Thank you for this comment. We have revised this paragraph to make this point more clear, including the following sentence:

“X-linked dystonia-parkinsonism (XDP), also referred to as Lubag, is a movement disorder initially described in Filipino males, caused by the insertion of a SINE-VNTR-Alu (SVA) type retrotransposon in intron 32 of the TAF1 gene [72,73].”

Point 9: Why authors talk about “Dual LRRK2 and GBA mutation carriers” so separately from the other genetic information?

Authors’ response:

We think this is a unique and interesting scenario of mutations in 2 different genes, and that it belongs nears the section on heterozygous carriers of autosomal recessive genes.

Point 10: In “Conclusion”, authors repeat the conclusions from other works.

Authors’ response:

Thank you for the comment, we have adjusted the Conclusion according to the other reviewers comments (see above), including a section on the therapeutic implications:

“It has become apparent that there are major ethnic and regional differences in the distribution of mutations in PD genes. There has been further evidence on the role of heterozygous carriers in autosomal recessive PD genes, and the effect of having mutations in both LRRK2 and GBA. Additionally, there is a suggestion that the underlying monogenic cause may influence the disease course as well as the response to levodopa and DBS.

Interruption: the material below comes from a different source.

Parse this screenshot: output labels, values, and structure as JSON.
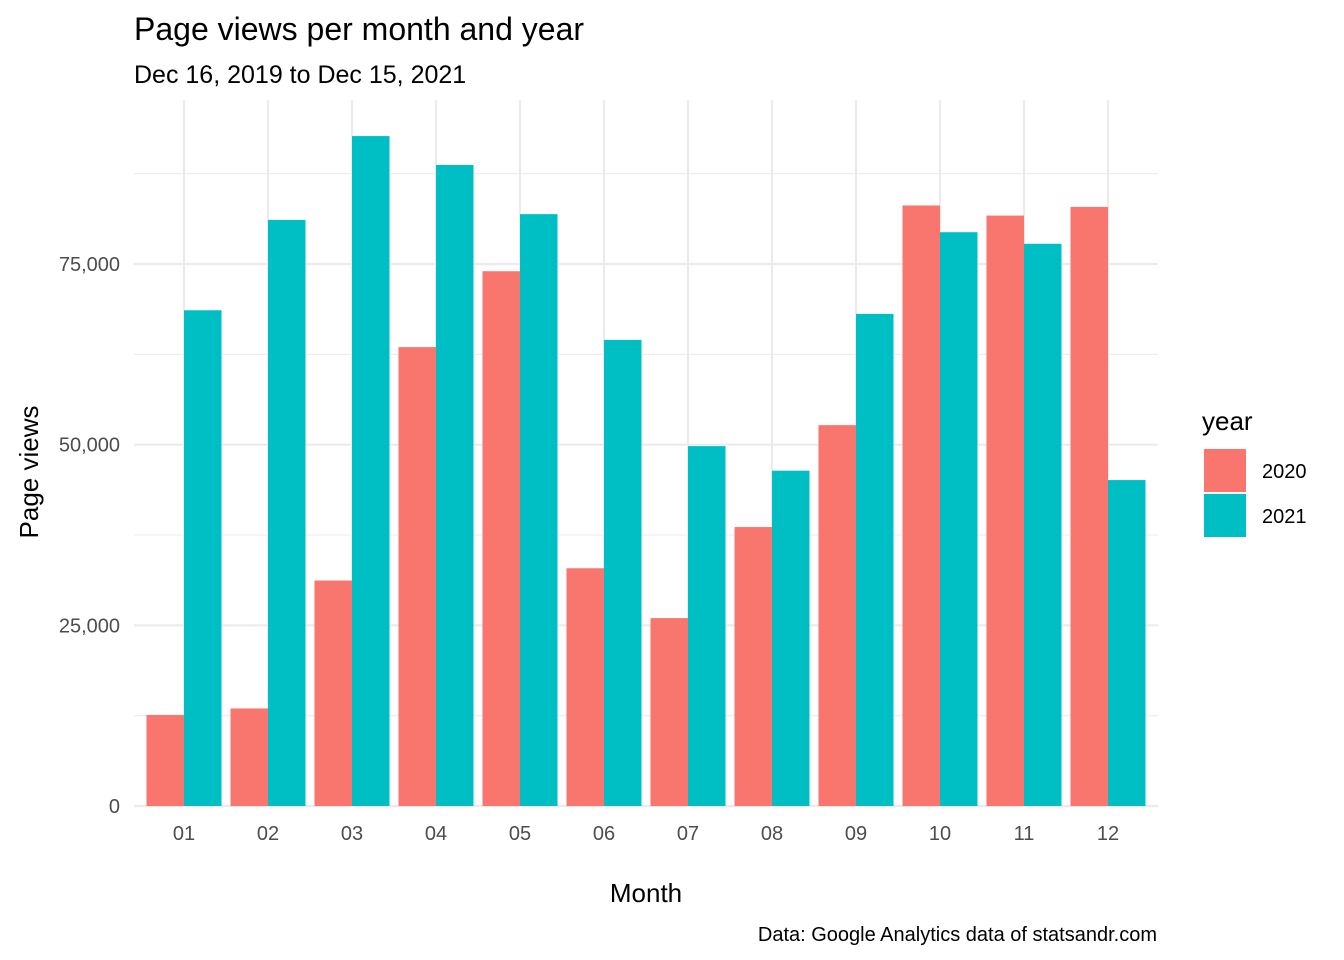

Advances in genomic technology provide individuals with PD with greater access to genetic testing through both clinical and research pathways. Global efforts will play a key role in exploiting this genomic data. Worldwide studies can pool many patients to identify rare genetic causes of PD and can also be used to attempt to replicate important genetic discoveries. Furthermore, they offer greater representation of underrepresented populations from different ethnic groups and geographic regions. There are several major global projects to identify new disease genes in PD including established initiatives such as International Parkinson Disease Genomics Consortium [149] and newer initiatives such as the Global Parkinson’s disease genetics program (GP2) [150].“

Point 11: “GBA variants” must be reviewed. It has been shown that variants in GBA affect the phenotype of PD, but not only pathogenic variants.

Authors’ response:

We appreciate the reviewers comment, we have added the following sentence to the paper, citing a paper by Stoker et al.:

“Furthermore, a recent study showed that both pathogenic (i.e. associated with Gaucher disease) and non-pathogenic (i.e. not associated with Gaucher) variants in GBA are common in PD with a more aggressive course in terms of dementia and motor progression [125]."